Mark Peletier (arXiv:2603.07653, March 2026) answers both questions with a single principle: entropy drives evolution equations because it characterizes the invariant measure of an underlying stochastic process.
Every deterministic evolution equation that is “driven by entropy” can be understood as the large-number or long-time limit of a stochastic process. The stochastic process has a stationary distribution — a probability measure that the process converges to and remains in. The logarithm of this stationary distribution is the entropy functional that appears in the deterministic equation. The evolution “toward higher entropy” is the deterministic shadow of the stochastic process relaxing toward its invariant measure.

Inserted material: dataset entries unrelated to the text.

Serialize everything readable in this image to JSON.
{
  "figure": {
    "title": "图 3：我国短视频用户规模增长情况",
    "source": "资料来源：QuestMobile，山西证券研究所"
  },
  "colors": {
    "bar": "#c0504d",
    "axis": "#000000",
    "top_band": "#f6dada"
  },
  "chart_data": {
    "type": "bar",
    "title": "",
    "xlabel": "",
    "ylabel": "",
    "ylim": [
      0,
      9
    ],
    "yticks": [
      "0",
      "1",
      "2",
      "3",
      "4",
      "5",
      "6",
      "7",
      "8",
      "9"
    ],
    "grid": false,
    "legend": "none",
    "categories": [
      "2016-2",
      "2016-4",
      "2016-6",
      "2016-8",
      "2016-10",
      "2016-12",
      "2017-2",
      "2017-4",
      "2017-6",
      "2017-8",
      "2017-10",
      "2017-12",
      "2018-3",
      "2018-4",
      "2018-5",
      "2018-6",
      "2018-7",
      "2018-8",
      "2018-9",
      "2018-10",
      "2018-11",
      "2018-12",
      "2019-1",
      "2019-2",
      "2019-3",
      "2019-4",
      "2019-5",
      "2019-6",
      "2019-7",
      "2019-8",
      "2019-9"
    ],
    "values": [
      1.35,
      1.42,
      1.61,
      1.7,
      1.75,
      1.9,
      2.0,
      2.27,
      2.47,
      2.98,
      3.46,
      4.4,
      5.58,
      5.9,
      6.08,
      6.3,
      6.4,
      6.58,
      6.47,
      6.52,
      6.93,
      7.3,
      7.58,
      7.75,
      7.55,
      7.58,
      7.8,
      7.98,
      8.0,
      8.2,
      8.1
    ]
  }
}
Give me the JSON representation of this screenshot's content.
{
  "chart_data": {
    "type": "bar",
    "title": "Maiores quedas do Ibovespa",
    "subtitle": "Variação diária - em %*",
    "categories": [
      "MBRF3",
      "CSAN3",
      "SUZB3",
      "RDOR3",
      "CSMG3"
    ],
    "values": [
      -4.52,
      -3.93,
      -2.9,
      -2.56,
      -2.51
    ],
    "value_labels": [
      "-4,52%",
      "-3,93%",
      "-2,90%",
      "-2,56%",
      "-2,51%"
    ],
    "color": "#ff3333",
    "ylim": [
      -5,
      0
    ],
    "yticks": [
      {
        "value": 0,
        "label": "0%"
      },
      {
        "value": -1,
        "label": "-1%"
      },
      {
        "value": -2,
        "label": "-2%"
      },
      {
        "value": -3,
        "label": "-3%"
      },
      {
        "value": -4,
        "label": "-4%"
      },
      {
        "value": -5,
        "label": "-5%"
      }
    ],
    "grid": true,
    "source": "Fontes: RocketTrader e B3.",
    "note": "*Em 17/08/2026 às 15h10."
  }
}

The different forms of entropy across different equations are explained by the different stochastic processes underneath. The heat equation corresponds to Brownian motion; its invariant measure is Gaussian; its entropy is Boltzmann. The Fokker-Planck equation corresponds to Langevin dynamics; its invariant measure is the Gibbs distribution; its entropy is the Gibbs free energy. Gradient flows in Wasserstein space correspond to interacting particle systems; their invariant measures are more complex, and their entropies take correspondingly complex forms.
The unification is not that entropy is one thing appearing in many disguises. It's that “entropy” is a label for a structural relationship — the connection between a stochastic process and its equilibrium — that takes as many forms as there are stochastic processes. The word “entropy” names the relationship, not the object. Every evolution equation driven by entropy is a deterministic projection of a system that, at some deeper level, is stochastic and converging to its own equilibrium.
Peletier, "Why does entropy drive evolution equations?" arXiv:2603.07653 (March 2026).